Sometimes the things I read for class actually inspire deep thought.

I read this pretty highly disturbing novel this week called Time's Arrow for a class I'm taking on Crime, Fiction, and Film. The narrator is an unidentified and undetected presence living inside a Nazi death doctor who is re-living his life from death to birth in a world that's running backwards...so trippy, and so disturbing, as you must do violence to someone to heal them. Anyway, the narrator finds it incredibly interesting how humans forget everything, but he remembers, and it occurred to me that even though he means how humans "forget" everything in this scenario because it technically hasn't happened yet, we are quite adept at forgetting things in the real world too. I wrote in my response:

We remember what we want to remember. We have a tendency to downplay or even repress memories of unpleasant or traumatic incidents in our pasts, and it is not uncommon for two people who were once lovers to regard each other with mere cordiality in the future, as politely as if they are strangers. We would be unable to function in society if we remembered every trespass against us, if we held every possible grudge, and/or if the weight of our own actions was constantly bearing down upon us--we are, indeed, talented at forgetting.

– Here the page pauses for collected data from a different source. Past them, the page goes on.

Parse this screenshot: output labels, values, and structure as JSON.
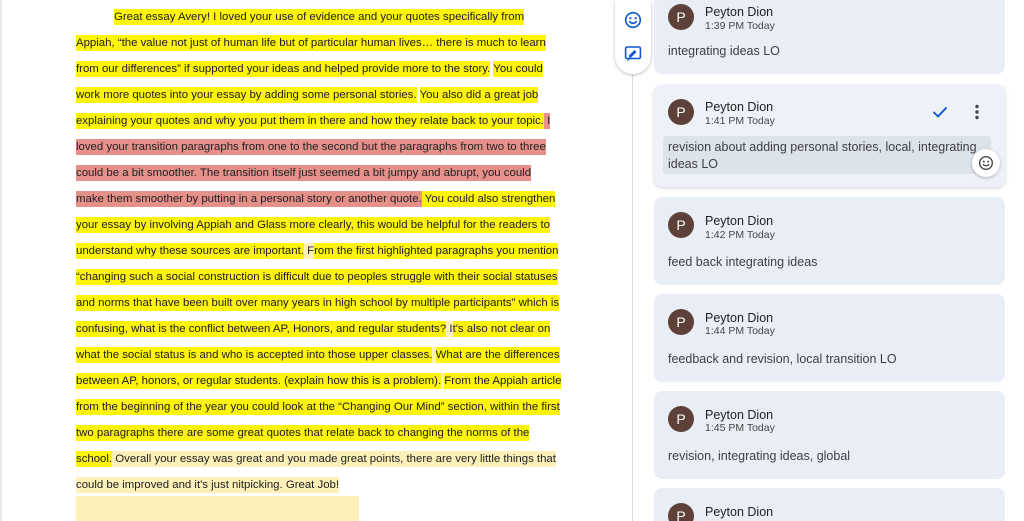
{
  "document": {
    "segments": [
      {
        "text": "Great essay Avery! I loved your use of evidence and your quotes specifically from Appiah, “the value not just of human life but of particular human lives… there is much to learn from our differences” if supported your ideas and helped provide more to the story.",
        "style": "yellow"
      },
      {
        "text": " ",
        "style": "plain"
      },
      {
        "text": "You could work more quotes into your essay by adding some personal stories.",
        "style": "yellow"
      },
      {
        "text": " ",
        "style": "plain"
      },
      {
        "text": "You also did a great job explaining your quotes and why you put them in there and how they relate back to your topic.",
        "style": "yellow"
      },
      {
        "text": " I loved your transition paragraphs from one to the second but the paragraphs from two to three could be a bit smoother. The transition itself just seemed a bit jumpy and abrupt, you could make them smoother by putting in a personal story or another quote.",
        "style": "red"
      },
      {
        "text": " You could also strengthen your essay by involving Appiah and Glass more clearly, this would be helpful for the readers to understand why these sources are important.",
        "style": "yellow"
      },
      {
        "text": " F",
        "style": "pale"
      },
      {
        "text": "rom the first highlighted paragraphs you mention “changing such a social construction is difficult due to peoples struggle with their social statuses and norms that have been built over many years in high school by multiple participants” which is confusing, what is the conflict between AP, Honors, and regular students?",
        "style": "yellow"
      },
      {
        "text": " I",
        "style": "pale"
      },
      {
        "text": "t's also not clear on what the social status is and who is accepted into those upper classes.",
        "style": "yellow"
      },
      {
        "text": " ",
        "style": "pale"
      },
      {
        "text": "What are the differences between AP, honors, or regular students. (explain how this is a problem).",
        "style": "yellow"
      },
      {
        "text": " ",
        "style": "pale"
      },
      {
        "text": "From the Appiah article from the beginning of the year you could look at the “Changing Our Mind” section, within the first two paragraphs there are some great quotes that relate back to changing the norms of the school.",
        "style": "yellow"
      },
      {
        "text": "  Overall your essay was great and you made great points, there are very little things that could be improved and it's just nitpicking. Great Job!",
        "style": "pale"
      }
    ]
  },
  "toolbar": {
    "icons": [
      "emoji-reaction-icon",
      "suggest-edit-icon"
    ]
  },
  "comments": [
    {
      "author": "Peyton Dion",
      "avatar": "P",
      "time": "1:39 PM Today",
      "text": "integrating ideas LO"
    },
    {
      "author": "Peyton Dion",
      "avatar": "P",
      "time": "1:41 PM Today",
      "text": "revision about adding personal stories, local, integrating ideas LO",
      "active": true
    },
    {
      "author": "Peyton Dion",
      "avatar": "P",
      "time": "1:42 PM Today",
      "text": "feed back integrating ideas"
    },
    {
      "author": "Peyton Dion",
      "avatar": "P",
      "time": "1:44 PM Today",
      "text": "feedback and revision, local transition LO"
    },
    {
      "author": "Peyton Dion",
      "avatar": "P",
      "time": "1:45 PM Today",
      "text": "revision, integrating ideas, global"
    },
    {
      "author": "Peyton Dion",
      "avatar": "P",
      "time": "",
      "text": ""
    }
  ],
  "colors": {
    "highlight_yellow": "#fef30a",
    "highlight_red": "#e6908a",
    "highlight_pale": "#fdf0b8",
    "avatar": "#5d4037",
    "accent": "#0b57d0"
  }
}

And it was one thing to write that for class...it was another to see  it taking place within the context of my own life. I don't even think about my interactions with my ex anymore, though they have been both the thing I most anticipate and the thing I most dread about days in the past. He has a tendency to sit at the desk closest to me in the room at my eating club I do all of my work in, and this doesn't phase me. When one of us groans at our work or laughs at something, we share it with one another with no problems. When we run into each other around campus, he smiles and acknowledges me, and my smile back is genuine. He asked me for help with STATA (a statistical software sociologists--and evidently, economists--use to analyze data) the other day and I didn't hesitate to bend my head over his laptop and try to figure out what was going wrong, or to point him in the direction of further help. When my mom and I were leaving Quad today to go home for Thanksgiving, I specifically called out to him to wish him a happy holiday, and that too felt genuine.

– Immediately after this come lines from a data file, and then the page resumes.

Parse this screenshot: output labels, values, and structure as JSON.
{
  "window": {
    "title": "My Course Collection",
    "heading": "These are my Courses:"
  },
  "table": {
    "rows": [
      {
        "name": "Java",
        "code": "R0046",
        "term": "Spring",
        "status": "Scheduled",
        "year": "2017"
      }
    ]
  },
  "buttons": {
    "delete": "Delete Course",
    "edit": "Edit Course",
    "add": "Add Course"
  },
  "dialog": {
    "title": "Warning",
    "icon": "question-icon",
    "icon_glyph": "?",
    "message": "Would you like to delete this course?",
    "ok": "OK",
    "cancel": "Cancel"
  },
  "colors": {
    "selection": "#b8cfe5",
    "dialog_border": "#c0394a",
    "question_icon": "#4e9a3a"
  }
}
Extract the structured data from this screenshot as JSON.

I will admit, however, that later on in the evening on the night I tried to help him with STATA, I wondered whether I'm being too soft on him. Should I be colder? Should my politeness feel fake? Should my kindness come from a place of social responsibility, rather than of genuine feeling? Did I let him off the hook of hurting me too easily? Are my current actions negating our prior mistakes? Do my current feelings cancel out the pain and hurt of before? Am I somehow doing myself a disservice here, or not teaching him the lesson I should? 

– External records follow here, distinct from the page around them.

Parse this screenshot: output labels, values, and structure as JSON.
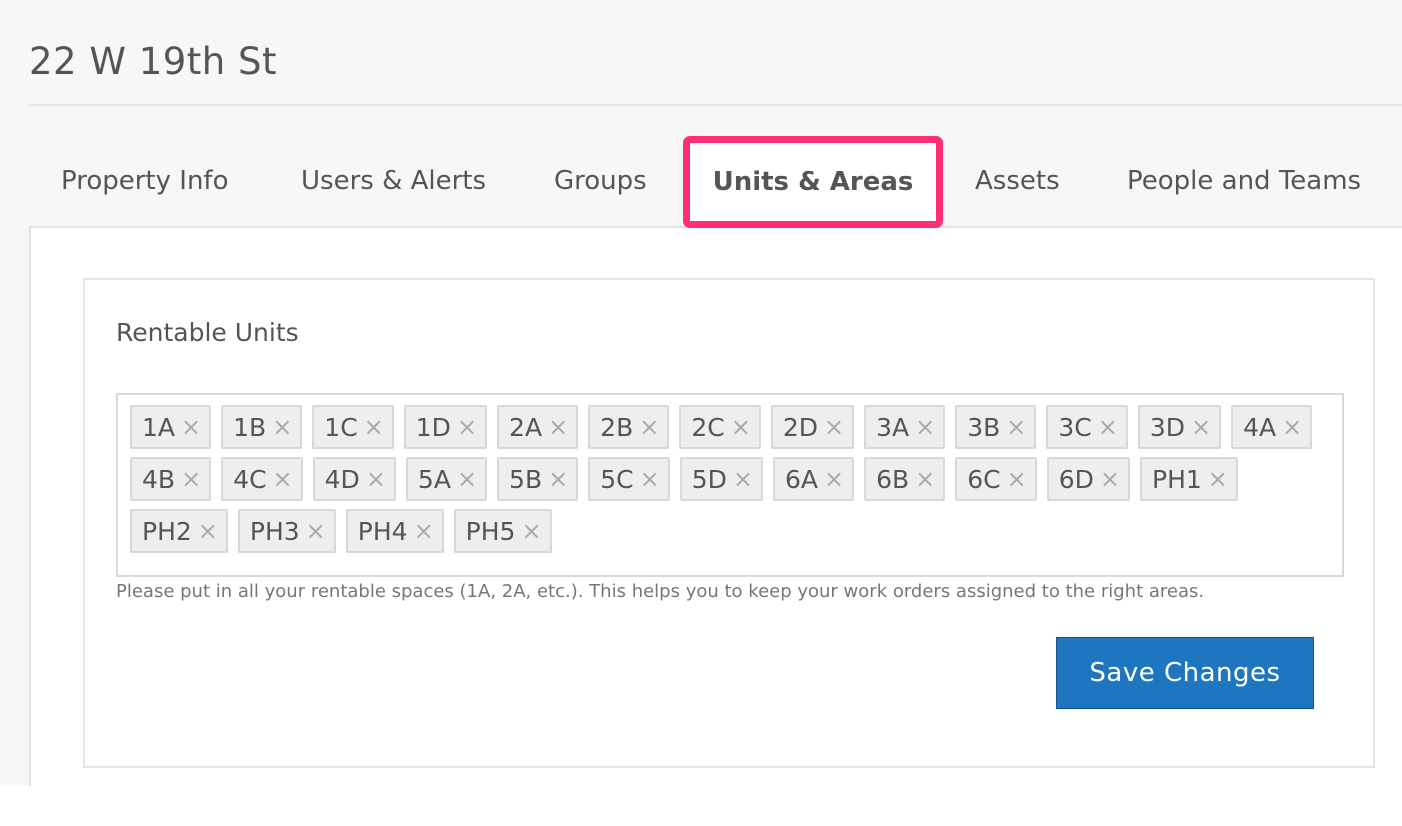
{
  "page": {
    "title": "22 W 19th St"
  },
  "tabs": [
    {
      "label": "Property Info"
    },
    {
      "label": "Users & Alerts"
    },
    {
      "label": "Groups"
    },
    {
      "label": "Units & Areas",
      "active": true
    },
    {
      "label": "Assets"
    },
    {
      "label": "People and Teams"
    }
  ],
  "units": {
    "title": "Rentable Units",
    "tags": [
      [
        "1A",
        "1B",
        "1C",
        "1D",
        "2A",
        "2B",
        "2C",
        "2D",
        "3A",
        "3B",
        "3C",
        "3D",
        "4A"
      ],
      [
        "4B",
        "4C",
        "4D",
        "5A",
        "5B",
        "5C",
        "5D",
        "6A",
        "6B",
        "6C",
        "6D",
        "PH1"
      ],
      [
        "PH2",
        "PH3",
        "PH4",
        "PH5"
      ]
    ],
    "remove_icon": "×",
    "help_text": "Please put in all your rentable spaces (1A, 2A, etc.). This helps you to keep your work orders assigned to the right areas.",
    "save_label": "Save Changes"
  },
  "colors": {
    "active_tab_highlight": "#ff2f72",
    "primary_button": "#1e76c1"
  }
}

And then I realized that I just don't have the energy for all of that, let alone the desire to walk around with sandbags of anger and hurt tied to my legs. Harboring all of that negativity wouldn't serve any purpose. It's not that I've forgotten what we were or why it ended or how he made me feel; when I want to, I can recall all of that in great detail. But on a daily basis, it just serves me better to ignore it, pretend it didn't happen...act like I've forgotten about it. Making us both live in those unpleasant moments forever is so...7th grade. It's just...easier this way. No one has to walk on eggshells. There is no shooting or receiving of dirty looks. We don't each have to be eternally sorry. I remember passively, and I live my life for me.